To resolve this alert:

  1. To see which server hosts the Backup Agent, click Deployment, then the Servers tab.
  2. Check the Backup Agent log file on that server.
Backup Agent does not have the latest version

Sends an alert when the Backup Agent is not running the latest version of the software.

Backup Alerts

These alert conditions apply to Cloud Manager Backup.

Backup oplog is behind

Sends an alert if the most recent oplog data received by Cloud Manager is more than 75 minutes old.

To resolve this alert, see Backup Oplog is Behind.

Backup requires a resync

Sends an alert if the replication process for a backup falls too far behind the oplog to catch up. This occurs when the host overwrites oplog entries that backup has not yet replicated. When this happens, you must resync backup, as described in the procedure Resync a Backup.

Also, check the corresponding Backup Agent log. If you see a “Failed Common Points” test, one of the following may have happened.

  • A significant rollback event occurred on the backed-up replica set.
  • The oplog for the backed-up replica set was resized or deleted.
  • High oplog churn caused the agent to lose the tail of the oplog.
Inconsistent backup configuration has been detected

Sends an alert if Cloud Manager has detected that the configuration for a backup does not match the configuration of the MongoDB deployment it backs up.

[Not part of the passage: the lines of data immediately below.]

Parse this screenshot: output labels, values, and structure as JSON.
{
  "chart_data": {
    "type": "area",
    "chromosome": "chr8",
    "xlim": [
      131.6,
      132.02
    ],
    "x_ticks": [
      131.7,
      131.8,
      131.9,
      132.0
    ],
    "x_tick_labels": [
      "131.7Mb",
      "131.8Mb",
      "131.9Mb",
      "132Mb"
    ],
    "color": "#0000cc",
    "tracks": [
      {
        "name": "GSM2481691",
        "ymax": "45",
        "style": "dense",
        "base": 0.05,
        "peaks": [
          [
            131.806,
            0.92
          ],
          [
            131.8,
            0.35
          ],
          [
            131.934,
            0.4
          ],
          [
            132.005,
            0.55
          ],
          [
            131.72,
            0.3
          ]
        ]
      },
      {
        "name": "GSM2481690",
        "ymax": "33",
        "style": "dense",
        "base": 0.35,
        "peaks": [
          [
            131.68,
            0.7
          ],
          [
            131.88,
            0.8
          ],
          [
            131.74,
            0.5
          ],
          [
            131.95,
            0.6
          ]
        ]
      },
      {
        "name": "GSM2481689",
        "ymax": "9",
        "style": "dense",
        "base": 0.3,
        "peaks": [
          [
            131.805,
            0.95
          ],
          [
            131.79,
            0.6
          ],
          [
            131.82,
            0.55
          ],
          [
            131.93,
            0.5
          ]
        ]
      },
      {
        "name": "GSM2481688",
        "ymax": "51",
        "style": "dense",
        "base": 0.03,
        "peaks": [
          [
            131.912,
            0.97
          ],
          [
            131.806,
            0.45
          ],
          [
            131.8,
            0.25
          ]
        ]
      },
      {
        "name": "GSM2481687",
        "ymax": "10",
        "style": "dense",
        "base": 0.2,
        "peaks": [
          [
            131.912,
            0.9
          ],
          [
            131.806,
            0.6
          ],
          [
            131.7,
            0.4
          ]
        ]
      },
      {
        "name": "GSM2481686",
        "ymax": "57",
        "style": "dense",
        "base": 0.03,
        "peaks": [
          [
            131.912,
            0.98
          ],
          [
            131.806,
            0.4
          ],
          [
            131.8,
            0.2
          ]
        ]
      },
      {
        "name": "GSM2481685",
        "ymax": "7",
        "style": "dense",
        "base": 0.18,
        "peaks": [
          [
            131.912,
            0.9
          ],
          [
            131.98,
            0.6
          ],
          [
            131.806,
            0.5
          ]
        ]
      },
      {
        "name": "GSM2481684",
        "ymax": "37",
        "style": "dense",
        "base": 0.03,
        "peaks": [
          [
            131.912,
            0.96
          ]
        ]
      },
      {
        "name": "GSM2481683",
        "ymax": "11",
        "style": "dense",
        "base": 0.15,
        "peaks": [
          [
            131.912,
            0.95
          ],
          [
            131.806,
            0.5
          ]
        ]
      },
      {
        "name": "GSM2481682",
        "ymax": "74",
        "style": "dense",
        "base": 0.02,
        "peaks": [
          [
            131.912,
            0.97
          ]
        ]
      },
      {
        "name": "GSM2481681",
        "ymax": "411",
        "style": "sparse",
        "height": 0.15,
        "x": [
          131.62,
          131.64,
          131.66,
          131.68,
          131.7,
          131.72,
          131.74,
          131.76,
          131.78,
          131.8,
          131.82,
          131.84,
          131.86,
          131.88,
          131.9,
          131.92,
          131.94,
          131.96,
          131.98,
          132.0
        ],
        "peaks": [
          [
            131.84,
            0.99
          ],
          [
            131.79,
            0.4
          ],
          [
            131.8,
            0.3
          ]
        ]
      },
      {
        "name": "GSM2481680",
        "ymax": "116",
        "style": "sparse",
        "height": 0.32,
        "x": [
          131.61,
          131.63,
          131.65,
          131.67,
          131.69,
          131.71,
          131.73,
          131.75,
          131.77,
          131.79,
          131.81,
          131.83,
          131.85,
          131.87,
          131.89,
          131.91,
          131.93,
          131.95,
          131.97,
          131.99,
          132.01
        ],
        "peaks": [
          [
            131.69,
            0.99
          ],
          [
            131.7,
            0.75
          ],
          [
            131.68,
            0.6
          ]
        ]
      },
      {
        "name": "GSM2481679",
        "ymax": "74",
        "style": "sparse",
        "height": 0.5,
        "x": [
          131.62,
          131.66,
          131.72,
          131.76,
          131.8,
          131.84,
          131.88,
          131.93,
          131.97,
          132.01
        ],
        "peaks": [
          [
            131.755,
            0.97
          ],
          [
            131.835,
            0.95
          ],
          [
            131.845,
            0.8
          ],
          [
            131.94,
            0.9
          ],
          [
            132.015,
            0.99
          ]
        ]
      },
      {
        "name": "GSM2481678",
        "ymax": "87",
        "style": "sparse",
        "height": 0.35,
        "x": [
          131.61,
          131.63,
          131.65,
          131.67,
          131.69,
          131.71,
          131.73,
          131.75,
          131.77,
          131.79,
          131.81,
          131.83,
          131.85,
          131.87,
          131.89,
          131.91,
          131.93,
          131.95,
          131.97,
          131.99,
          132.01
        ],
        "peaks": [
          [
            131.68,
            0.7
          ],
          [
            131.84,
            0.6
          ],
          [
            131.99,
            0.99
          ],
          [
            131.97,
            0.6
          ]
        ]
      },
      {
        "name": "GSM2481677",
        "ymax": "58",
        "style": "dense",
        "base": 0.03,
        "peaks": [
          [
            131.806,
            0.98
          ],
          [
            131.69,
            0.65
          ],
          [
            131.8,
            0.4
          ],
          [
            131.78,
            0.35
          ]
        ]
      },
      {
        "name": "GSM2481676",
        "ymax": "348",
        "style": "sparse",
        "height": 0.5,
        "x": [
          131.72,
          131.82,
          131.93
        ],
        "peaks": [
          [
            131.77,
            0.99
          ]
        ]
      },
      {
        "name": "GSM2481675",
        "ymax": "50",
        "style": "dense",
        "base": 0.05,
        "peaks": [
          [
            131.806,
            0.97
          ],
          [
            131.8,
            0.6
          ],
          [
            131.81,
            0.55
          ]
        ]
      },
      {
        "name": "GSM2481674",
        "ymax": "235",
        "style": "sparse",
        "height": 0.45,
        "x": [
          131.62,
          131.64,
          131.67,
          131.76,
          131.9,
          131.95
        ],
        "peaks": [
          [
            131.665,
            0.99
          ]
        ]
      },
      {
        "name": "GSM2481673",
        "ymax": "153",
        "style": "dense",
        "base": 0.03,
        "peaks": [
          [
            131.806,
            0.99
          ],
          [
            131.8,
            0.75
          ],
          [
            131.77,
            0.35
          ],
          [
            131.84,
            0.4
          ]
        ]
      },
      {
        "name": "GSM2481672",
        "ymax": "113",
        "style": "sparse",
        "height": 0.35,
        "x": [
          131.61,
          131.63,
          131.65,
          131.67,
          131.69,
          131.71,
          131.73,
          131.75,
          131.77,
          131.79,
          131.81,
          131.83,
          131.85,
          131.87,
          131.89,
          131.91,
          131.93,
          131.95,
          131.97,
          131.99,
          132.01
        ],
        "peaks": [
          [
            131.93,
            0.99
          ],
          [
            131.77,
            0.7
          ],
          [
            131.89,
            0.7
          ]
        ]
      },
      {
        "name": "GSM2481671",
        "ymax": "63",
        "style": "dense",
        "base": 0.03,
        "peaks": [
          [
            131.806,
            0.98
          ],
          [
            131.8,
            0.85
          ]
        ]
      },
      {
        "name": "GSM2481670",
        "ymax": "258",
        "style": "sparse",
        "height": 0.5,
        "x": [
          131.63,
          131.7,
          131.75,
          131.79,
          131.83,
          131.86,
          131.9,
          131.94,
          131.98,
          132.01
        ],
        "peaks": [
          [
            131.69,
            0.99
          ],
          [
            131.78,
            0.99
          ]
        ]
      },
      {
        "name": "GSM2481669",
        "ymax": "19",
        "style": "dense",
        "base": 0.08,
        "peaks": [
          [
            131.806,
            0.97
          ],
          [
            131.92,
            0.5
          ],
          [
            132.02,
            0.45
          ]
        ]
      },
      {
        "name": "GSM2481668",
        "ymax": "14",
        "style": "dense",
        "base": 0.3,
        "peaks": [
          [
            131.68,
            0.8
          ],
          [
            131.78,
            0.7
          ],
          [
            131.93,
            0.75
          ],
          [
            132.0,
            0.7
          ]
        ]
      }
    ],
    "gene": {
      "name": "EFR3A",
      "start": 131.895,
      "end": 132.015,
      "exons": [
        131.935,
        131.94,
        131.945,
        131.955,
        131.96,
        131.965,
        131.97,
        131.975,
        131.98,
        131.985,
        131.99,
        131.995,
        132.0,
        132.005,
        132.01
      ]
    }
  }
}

To resolve this alert, see Inconsistent Backup Configuration.

Inconsistent cluster snapshot count is...

Sends an alert if Cloud Manager fails a consecutive number of times to successfully take a cluster snapshot. This alert is triggered when the number of attempts exceeds the number specified in the alert configuration.

The alert text should contain the reason for the problem. Common problems include the following:

  • There was no reachable mongos. To resolve this issue, ensure that there is at least one mongos showing on the Cloud Manager Deployment page.
  • The balancer could not be stopped. To resolve this issue, check the log files for the first config server to determine why the balancer will not stop.
  • Could not insert a token in one or more shards. To resolve this issue, ensure connectivity between the Backup Agent and all shards.

User Alerts

These alert conditions apply to the Cloud Manager Users.

User joined the group

Sends an alert when a new user joins the group.

User left the group

Sends an alert when a user leaves the group.

User had their role changed

Sends an alert when a user’s roles have been changed.

Group Alerts

These alert conditions apply to group membership, group security, and the group’s subscription.

Users awaiting approval to join group

Sends an alert if there are users who have asked to join the group. A user can ask to join a group when first registering for Cloud Manager.

Users do not have two-factor authentication enabled

Sends an alert if the group has users who have not set up two-factor authentication.

Billing Alert Condition

The following alert condition applies to Cloud Manager billing.

Credit card is about to expire

Sends an alert if the credit card on file is about to expire. The alert is triggered at the beginning of the month that the card expires. Cloud Manager enables this alert configuration when a credit card is added for the first time.